Pawns can only move forwards and can only capture one cell diagonally forwards.
Pawns move forward only and they cannot retreat. At the beginning of a game, each Pawn has the option to advance 1 or 2 squares. Afterwards, they can only move one square at a time.
Pawns can capture in a diagonal way only as shown above. The e-4 Pawn cannot move forward because is blocked by the black e-5 Pawn nor he can move to d-5 since it is an illegal move.
Above, black Pawn just moved two squares to d-5. This enables the white Pawn to perform the optional en passant move by capturing it and placing himself onto the d-6 square (blue arrow).

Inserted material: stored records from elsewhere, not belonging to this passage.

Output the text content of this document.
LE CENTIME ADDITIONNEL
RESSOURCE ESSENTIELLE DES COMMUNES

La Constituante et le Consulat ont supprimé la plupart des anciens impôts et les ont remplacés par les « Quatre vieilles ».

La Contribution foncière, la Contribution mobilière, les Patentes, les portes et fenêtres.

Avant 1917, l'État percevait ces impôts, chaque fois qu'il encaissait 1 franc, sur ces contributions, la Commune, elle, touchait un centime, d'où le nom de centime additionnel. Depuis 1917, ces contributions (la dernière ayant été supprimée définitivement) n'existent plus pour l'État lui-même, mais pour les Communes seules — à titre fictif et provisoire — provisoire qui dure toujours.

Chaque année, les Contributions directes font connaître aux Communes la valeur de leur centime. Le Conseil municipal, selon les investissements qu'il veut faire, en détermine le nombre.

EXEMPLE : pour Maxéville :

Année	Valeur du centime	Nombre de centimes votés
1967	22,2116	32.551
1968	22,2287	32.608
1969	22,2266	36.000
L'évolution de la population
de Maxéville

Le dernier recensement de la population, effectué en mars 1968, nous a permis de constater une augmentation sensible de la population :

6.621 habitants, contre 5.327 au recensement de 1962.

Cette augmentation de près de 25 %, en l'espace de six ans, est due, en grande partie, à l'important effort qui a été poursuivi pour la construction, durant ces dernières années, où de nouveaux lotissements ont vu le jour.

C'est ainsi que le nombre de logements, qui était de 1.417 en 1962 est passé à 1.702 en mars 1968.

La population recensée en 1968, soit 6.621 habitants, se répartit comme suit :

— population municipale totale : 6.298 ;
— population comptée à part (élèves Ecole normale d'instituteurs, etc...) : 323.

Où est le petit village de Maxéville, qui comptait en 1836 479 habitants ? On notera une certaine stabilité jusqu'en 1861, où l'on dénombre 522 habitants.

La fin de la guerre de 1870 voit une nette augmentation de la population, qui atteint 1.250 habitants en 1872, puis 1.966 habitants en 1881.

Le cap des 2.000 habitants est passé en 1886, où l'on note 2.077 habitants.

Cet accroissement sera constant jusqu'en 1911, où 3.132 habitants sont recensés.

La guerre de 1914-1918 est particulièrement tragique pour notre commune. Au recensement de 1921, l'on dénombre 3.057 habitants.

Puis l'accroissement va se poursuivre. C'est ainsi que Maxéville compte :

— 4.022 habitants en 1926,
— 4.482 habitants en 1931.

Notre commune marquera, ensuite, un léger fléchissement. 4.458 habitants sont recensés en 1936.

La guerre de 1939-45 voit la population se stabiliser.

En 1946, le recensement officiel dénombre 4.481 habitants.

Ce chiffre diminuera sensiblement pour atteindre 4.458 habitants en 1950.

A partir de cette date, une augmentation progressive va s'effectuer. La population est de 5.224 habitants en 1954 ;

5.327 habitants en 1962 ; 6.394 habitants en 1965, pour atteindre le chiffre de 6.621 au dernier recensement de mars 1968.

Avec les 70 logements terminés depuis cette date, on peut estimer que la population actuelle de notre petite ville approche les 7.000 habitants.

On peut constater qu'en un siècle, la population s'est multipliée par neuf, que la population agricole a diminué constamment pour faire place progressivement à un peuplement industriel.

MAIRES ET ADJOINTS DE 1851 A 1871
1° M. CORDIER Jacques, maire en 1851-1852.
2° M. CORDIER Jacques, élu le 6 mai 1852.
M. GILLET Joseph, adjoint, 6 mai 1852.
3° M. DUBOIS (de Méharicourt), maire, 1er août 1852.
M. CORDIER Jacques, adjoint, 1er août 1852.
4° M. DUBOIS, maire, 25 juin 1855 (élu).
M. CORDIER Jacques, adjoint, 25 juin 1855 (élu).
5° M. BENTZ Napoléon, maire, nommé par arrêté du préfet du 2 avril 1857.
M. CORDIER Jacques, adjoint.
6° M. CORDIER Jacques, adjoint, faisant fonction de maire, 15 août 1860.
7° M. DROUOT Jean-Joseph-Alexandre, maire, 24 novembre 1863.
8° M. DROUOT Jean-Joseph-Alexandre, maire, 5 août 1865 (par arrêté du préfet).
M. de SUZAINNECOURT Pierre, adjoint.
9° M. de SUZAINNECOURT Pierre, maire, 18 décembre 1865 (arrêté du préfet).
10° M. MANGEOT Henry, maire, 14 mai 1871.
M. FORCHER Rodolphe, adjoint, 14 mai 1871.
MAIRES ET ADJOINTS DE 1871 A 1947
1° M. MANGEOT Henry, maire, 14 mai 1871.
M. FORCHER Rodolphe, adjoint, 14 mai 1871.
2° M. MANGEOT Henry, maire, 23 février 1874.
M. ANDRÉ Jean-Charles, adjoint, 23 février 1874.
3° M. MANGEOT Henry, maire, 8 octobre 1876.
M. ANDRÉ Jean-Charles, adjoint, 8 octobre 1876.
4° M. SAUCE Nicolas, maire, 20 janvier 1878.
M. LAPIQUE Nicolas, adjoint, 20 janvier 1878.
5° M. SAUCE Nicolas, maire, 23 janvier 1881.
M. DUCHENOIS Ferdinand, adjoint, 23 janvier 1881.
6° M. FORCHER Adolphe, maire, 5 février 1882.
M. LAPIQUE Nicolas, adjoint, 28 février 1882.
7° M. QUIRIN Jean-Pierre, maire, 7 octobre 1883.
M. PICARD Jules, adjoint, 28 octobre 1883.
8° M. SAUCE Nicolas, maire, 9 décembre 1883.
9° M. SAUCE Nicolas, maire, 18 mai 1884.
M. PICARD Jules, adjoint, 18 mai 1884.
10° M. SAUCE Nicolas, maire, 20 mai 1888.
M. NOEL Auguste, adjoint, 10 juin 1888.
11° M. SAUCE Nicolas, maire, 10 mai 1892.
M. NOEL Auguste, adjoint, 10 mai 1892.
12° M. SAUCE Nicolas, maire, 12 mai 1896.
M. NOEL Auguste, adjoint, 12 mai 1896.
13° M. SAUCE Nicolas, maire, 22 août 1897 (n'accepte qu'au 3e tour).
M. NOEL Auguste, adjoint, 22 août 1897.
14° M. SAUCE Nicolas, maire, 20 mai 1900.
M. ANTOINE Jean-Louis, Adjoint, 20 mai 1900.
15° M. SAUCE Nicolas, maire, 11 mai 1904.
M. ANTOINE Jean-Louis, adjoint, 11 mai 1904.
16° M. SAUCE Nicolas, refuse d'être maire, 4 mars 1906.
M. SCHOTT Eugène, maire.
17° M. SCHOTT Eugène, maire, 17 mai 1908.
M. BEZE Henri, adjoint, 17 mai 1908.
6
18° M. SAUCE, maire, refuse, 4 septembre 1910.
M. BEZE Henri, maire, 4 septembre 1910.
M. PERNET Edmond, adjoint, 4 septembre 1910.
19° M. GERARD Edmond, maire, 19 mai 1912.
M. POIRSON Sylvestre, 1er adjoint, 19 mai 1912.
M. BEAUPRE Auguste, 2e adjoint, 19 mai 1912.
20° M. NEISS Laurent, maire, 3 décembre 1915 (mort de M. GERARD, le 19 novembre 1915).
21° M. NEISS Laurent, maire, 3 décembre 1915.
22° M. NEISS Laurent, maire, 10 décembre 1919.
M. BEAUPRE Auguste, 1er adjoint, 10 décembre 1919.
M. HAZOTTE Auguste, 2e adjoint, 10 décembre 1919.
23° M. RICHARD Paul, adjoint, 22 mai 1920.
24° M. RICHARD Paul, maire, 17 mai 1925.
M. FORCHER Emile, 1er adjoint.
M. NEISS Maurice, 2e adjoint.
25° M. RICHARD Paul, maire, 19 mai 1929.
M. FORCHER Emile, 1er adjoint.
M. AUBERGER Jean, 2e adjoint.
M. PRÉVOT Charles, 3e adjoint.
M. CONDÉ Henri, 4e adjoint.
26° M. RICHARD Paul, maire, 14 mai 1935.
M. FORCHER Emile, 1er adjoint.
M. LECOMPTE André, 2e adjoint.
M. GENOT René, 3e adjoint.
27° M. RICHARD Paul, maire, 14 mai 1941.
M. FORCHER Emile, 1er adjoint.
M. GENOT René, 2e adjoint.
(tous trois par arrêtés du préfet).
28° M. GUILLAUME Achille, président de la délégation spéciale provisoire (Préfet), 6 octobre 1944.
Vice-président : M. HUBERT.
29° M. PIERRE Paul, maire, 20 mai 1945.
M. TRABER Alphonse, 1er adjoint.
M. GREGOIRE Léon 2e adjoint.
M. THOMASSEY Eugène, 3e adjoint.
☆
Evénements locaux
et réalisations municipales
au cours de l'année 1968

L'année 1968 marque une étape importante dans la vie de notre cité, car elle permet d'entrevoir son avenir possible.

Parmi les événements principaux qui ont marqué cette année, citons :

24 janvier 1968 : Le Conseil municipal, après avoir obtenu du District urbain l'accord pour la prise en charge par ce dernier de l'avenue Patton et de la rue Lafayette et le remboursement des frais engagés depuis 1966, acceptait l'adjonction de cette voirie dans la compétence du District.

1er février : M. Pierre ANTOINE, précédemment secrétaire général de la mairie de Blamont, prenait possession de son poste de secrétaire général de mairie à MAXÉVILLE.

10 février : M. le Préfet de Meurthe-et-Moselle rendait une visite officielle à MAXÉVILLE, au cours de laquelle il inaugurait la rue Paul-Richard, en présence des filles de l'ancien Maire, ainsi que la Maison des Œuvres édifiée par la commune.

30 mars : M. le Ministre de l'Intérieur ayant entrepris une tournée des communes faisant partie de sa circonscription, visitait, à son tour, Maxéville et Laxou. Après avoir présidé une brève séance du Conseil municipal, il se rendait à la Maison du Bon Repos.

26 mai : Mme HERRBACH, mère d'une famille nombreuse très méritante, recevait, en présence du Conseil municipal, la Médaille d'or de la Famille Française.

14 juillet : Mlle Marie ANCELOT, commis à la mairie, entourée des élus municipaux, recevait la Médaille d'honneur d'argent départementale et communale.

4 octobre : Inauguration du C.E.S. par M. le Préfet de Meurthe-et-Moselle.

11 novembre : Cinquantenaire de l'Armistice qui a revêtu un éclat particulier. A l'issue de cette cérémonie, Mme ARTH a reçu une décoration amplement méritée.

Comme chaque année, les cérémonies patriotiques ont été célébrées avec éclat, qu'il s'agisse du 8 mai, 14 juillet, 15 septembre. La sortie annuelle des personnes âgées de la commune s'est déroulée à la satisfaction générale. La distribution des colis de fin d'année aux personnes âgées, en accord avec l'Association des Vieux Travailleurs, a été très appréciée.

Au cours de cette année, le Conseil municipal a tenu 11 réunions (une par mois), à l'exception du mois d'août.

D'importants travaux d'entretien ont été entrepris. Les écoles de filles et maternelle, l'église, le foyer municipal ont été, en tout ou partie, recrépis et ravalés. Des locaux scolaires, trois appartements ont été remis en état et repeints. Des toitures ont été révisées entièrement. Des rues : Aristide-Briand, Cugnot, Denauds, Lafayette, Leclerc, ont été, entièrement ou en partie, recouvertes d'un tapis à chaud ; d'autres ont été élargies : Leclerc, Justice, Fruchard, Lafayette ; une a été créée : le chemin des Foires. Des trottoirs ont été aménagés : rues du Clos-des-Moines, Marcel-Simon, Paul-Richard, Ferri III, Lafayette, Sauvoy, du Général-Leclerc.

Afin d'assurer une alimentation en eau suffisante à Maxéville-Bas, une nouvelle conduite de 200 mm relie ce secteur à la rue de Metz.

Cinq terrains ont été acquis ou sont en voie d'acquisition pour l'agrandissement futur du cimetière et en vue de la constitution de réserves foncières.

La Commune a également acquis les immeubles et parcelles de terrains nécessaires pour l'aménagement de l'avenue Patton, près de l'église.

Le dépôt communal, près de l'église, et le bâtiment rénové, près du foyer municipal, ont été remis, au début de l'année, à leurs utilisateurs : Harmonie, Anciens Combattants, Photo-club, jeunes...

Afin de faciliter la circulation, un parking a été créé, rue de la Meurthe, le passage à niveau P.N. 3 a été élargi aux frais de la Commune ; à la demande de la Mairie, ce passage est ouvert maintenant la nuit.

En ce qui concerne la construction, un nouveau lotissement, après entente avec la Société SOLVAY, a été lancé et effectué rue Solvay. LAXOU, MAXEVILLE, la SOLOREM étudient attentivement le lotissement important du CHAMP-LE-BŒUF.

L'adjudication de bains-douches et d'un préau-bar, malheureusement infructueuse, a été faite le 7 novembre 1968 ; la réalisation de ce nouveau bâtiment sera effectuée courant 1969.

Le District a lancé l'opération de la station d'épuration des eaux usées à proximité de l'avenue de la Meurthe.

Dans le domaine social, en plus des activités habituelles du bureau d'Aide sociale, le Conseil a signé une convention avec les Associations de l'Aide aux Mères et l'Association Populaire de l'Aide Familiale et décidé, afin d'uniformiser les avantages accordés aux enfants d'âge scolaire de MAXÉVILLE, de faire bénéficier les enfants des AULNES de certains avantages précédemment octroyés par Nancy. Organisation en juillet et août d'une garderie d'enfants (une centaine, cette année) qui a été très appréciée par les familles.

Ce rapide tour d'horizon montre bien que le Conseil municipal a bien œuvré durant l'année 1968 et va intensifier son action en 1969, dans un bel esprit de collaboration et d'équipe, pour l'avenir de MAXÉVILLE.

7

When a Pawn reaches the 8th rank, it can be promoted to any desired piece other than King or Pawn. The Queen is chosen as a natural and logic move for it's the most powerful Chess piece.
Notes: for more information on the usual Chess
Pawn, see Chesmayne illustrated rules of Chess or the
FIDE laws of Chess.
Pawn, historic remarks
With slightly different movement rules, the Pawn already appeared in the first variant of Chess, Chaturanga, about one-and-a-half millennium ago in India. At the period in the history of Europe that marked the end of the
middle ages and the start of the renaissance, movement of the Pawn was slightly changed: it gained its initial double step, and later en-passant capture, and different promotion rules were added.
More than any other minor piece, the Pawn is the Chess piece that is used as a metaphore: phrases like "He was just a Pawn in a Chess game" signify someone whose personal interests are sacrificed by others in a pursuit of other goals, referring to the Pawns role in a Chess game.